Clearly, these are going to be big challenges. We’re working with the DHSC and the Government more generally on some of the Brexit challenges in particular and clearly we’ve formed our own Brexit panel here where not only the other representative groups but also distributors are members so we’re doing all we can to try and address that.
What do you think some of the particular Brexit challenges will be?
If we are looking at – as seems increasingly likely – a so-called hard Brexit then we’re going to potentially end up with difficulties that the main ports of entry and distribution and therefore the logistical concerns on both sides of the channel on how we can get a free flow of goods. Medicines are no different from other commodities in that respect.
What are some key challenges for independent pharmacies right now?
The cash flow issues that were and are being caused at the moment because of the funding cuts and the increases in drug prices are eating away at savings – if, indeed, small pharmacies have got any savings left. And actually, it applies to multiples too.
And it is that sum of money that will eventually be needed to deliver some of the changes that we want for service-based contracts. So my concern is that, already facing quite severe in some cases financial challenges themselves, they’re not going to have the money to make some of those quite substantial changes to deliver on service-based outcomes.

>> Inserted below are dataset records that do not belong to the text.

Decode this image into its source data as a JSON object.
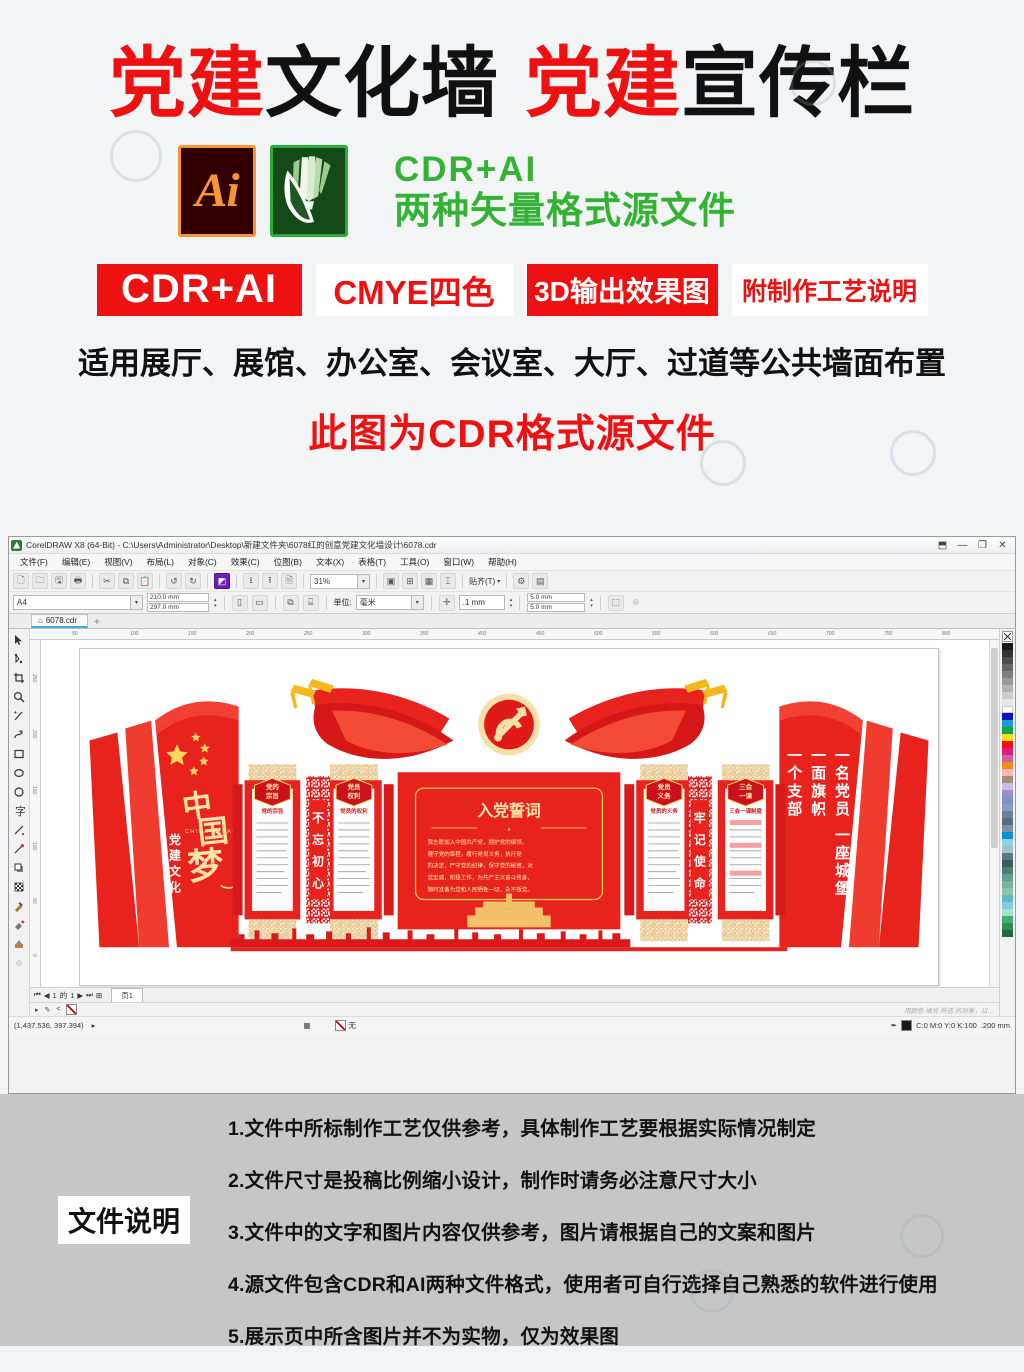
{
  "promo": {
    "title_parts": [
      {
        "text": "党建",
        "color": "red"
      },
      {
        "text": "文化墙",
        "color": "black"
      },
      {
        "text": "党建",
        "color": "red"
      },
      {
        "text": "宣传栏",
        "color": "black"
      }
    ],
    "ai_logo_label": "Ai",
    "cdr_logo_label": "CorelDRAW",
    "format_line1": "CDR+AI",
    "format_line2": "两种矢量格式源文件",
    "format_color": "#33b233",
    "badges": [
      {
        "label": "CDR+AI",
        "style": "filled"
      },
      {
        "label": "CMYE四色",
        "style": "outline"
      },
      {
        "label": "3D输出效果图",
        "style": "filled"
      },
      {
        "label": "附制作工艺说明",
        "style": "outline"
      }
    ],
    "subtitle": "适用展厅、展馆、办公室、会议室、大厅、过道等公共墙面布置",
    "note": "此图为CDR格式源文件",
    "accent_red": "#ee1111"
  },
  "coreldraw": {
    "title": "CorelDRAW X8 (64-Bit) - C:\\Users\\Administrator\\Desktop\\新建文件夹\\6078红的创意党建文化墙设计\\6078.cdr",
    "window_buttons": [
      "restore-up",
      "minimize",
      "restore",
      "close"
    ],
    "menus": [
      "文件(F)",
      "编辑(E)",
      "视图(V)",
      "布局(L)",
      "对象(C)",
      "效果(C)",
      "位图(B)",
      "文本(X)",
      "表格(T)",
      "工具(O)",
      "窗口(W)",
      "帮助(H)"
    ],
    "toolbar": {
      "zoom_level": "31%",
      "snap_label": "贴齐(T)",
      "page_preset": "A4",
      "page_width": "210.0 mm",
      "page_height": "297.0 mm",
      "units_label": "单位:",
      "units_value": "毫米",
      "nudge": ".1 mm",
      "duplicate_x": "5.0 mm",
      "duplicate_y": "5.0 mm"
    },
    "document_tab": "6078.cdr",
    "document_tab_add": "+",
    "page_nav": {
      "current": "1",
      "of_label": "的",
      "total": "1",
      "page_tab": "页1"
    },
    "status": {
      "hint": "用颜色 填充 所选 的对象，以…",
      "fill_label": "无",
      "outline_color": "C:0 M:0 Y:0 K:100",
      "outline_width": ".200 mm",
      "coordinates": "(1,437.536, 397.394)"
    },
    "tools": [
      "pick-tool",
      "shape-tool",
      "crop-tool",
      "zoom-tool",
      "freehand-tool",
      "artistic-media-tool",
      "rectangle-tool",
      "ellipse-tool",
      "polygon-tool",
      "text-tool",
      "dimension-tool",
      "connector-tool",
      "drop-shadow-tool",
      "transparency-tool",
      "color-eyedropper-tool",
      "interactive-fill-tool",
      "smart-fill-tool",
      "outline-tool"
    ],
    "palette_colors": [
      "#1a1a1a",
      "#333333",
      "#4d4d4d",
      "#666666",
      "#808080",
      "#999999",
      "#b3b3b3",
      "#cccccc",
      "#e6e6e6",
      "#ffffff",
      "#1010c0",
      "#1a9ddb",
      "#16a34a",
      "#f5e11a",
      "#ee1111",
      "#e8157a",
      "#cf5fa0",
      "#f08b18",
      "#f5b8b8",
      "#a98a7d",
      "#c9bede",
      "#9b8ec9",
      "#7e94c9",
      "#8d9bbd",
      "#6d7f9b",
      "#5b6b80",
      "#7d93a3",
      "#0e8fd4",
      "#8fd0ea",
      "#a7bfc6",
      "#5b7a86",
      "#3f5a63",
      "#4e7f72",
      "#5fa08c",
      "#77b3a0",
      "#8fc2ad",
      "#62b7c9",
      "#7fd0de",
      "#a9ddcd",
      "#3fae72",
      "#2f8d55",
      "#1f6b3d"
    ]
  },
  "artwork": {
    "emblem": "party-emblem-hammer-sickle",
    "left_panel": {
      "stars_count": 5,
      "calligraphy": "中国梦",
      "romanization": "CHINA DREAM",
      "subtitle": "党建文化"
    },
    "right_panel": {
      "line1": "一名党员 一面旗帜",
      "line2": "一个支部 一座城堡",
      "col1": "一名党员",
      "col2": "一面旗帜",
      "col3": "一个支部",
      "col4": "一座城堡"
    },
    "center_board": {
      "title": "入党誓词",
      "body": "我志愿加入中国共产党，拥护党的纲领，遵守党的章程，履行党员义务，执行党的决定，严守党的纪律，保守党的秘密，对党忠诚，积极工作，为共产主义奋斗终身，随时准备为党和人民牺牲一切，永不叛党。"
    },
    "columns": [
      {
        "badge": "党的宗旨",
        "subtitle": "党的宗旨"
      },
      {
        "badge": "党员权利",
        "subtitle": "党员的权利"
      },
      {
        "badge": "党员义务",
        "subtitle": "党员的义务"
      },
      {
        "badge": "三会一课",
        "subtitle": "三会一课制度"
      }
    ],
    "vertical_slogans": [
      "不忘初心",
      "牢记使命"
    ]
  },
  "notes": {
    "label": "文件说明",
    "items": [
      "1.文件中所标制作工艺仅供参考，具体制作工艺要根据实际情况制定",
      "2.文件尺寸是投稿比例缩小设计，制作时请务必注意尺寸大小",
      "3.文件中的文字和图片内容仅供参考，图片请根据自己的文案和图片",
      "4.源文件包含CDR和AI两种文件格式，使用者可自行选择自己熟悉的软件进行使用",
      "5.展示页中所含图片并不为实物，仅为效果图"
    ]
  }
}
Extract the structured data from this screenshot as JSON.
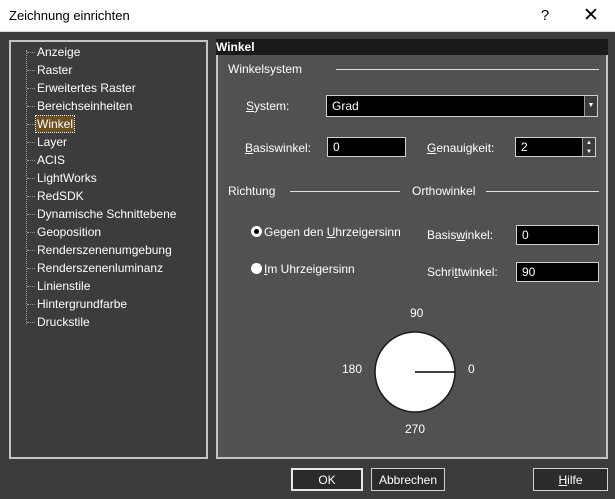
{
  "window": {
    "title": "Zeichnung einrichten",
    "help_glyph": "?",
    "close_glyph": "✕"
  },
  "tree": {
    "items": [
      {
        "label": "Anzeige"
      },
      {
        "label": "Raster"
      },
      {
        "label": "Erweitertes Raster"
      },
      {
        "label": "Bereichseinheiten"
      },
      {
        "label": "Winkel",
        "selected": true
      },
      {
        "label": "Layer"
      },
      {
        "label": "ACIS"
      },
      {
        "label": "LightWorks"
      },
      {
        "label": "RedSDK"
      },
      {
        "label": "Dynamische Schnittebene"
      },
      {
        "label": "Geoposition"
      },
      {
        "label": "Renderszenenumgebung"
      },
      {
        "label": "Renderszenenluminanz"
      },
      {
        "label": "Linienstile"
      },
      {
        "label": "Hintergrundfarbe"
      },
      {
        "label": "Druckstile"
      }
    ]
  },
  "page": {
    "title": "Winkel",
    "angle_system": {
      "section_label": "Winkelsystem",
      "system": {
        "pre": "",
        "key": "S",
        "post": "ystem:",
        "value": "Grad"
      },
      "base_angle": {
        "pre": "",
        "key": "B",
        "post": "asiswinkel:",
        "value": "0"
      },
      "precision": {
        "pre": "",
        "key": "G",
        "post": "enauigkeit:",
        "value": "2"
      }
    },
    "direction": {
      "section_label": "Richtung",
      "ccw": {
        "pre": "Gegen den ",
        "key": "U",
        "post": "hrzeigersinn",
        "selected": true
      },
      "cw": {
        "pre": "",
        "key": "I",
        "post": "m Uhrzeigersinn",
        "selected": false
      }
    },
    "ortho": {
      "section_label": "Orthowinkel",
      "base_angle": {
        "pre": "Basis",
        "key": "w",
        "post": "inkel:",
        "value": "0"
      },
      "step_angle": {
        "pre": "Schri",
        "key": "t",
        "post": "twinkel:",
        "value": "90"
      }
    },
    "dial": {
      "label_top": "90",
      "label_left": "180",
      "label_right": "0",
      "label_bottom": "270",
      "needle_angle_deg": 0
    }
  },
  "buttons": {
    "ok": "OK",
    "cancel": "Abbrechen",
    "help": {
      "pre": "",
      "key": "H",
      "post": "ilfe"
    }
  },
  "colors": {
    "selection": "#6b5020",
    "background": "#3c3c3c",
    "panel": "#515151"
  }
}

PSNC recently secured a £15m increase in Category M payments. Did that feel like a big achievement?
It was a good sign of the future of collaborative working between PSNC and the Government. The more important thing was that it relieved the cash flow pressure temporarily on contractors and what we need to do now we’ve got this breathing space is to start discussing a more long-term solution
Do you think it goes far enough to alleviate those pressures?
Well, it’s a start, isn’t it?
Is there anything else you’d like to say to The Pharmacist’s readers?
It’s a great honour to be in this role. The reason I was interested in the job in the first place was because community pharmacy has got a really important part in important part in our healthcare process. I don’t think they are seen as being part of the NHS, yet 90% of their income comes from the NHS and we need to do something collectively – again, this is not just a PSNC thing, this is across community pharmacy – to ensure that the pharmacist, a very well qualified healthcare professional, is seen in the same light as others equally qualified in the NHS and wider. We need to ensure that we claim that back.
How do we do that?
We’re talking about a culture change so that doesn’t happen overnight. It is having discussions within the sector and I think that moving slowly towards a service-based contract will help.
The fact that you go to your pharmacist because you are feeling unwell and that they may be able to treat you there and then or refer you onto general practice. All of a sudden, it’ll take a generation, but you’ll start to see pharmacists viewed as they should be viewed rather than someone you go in and just get handed your paper bag. We’ve got to move on from that.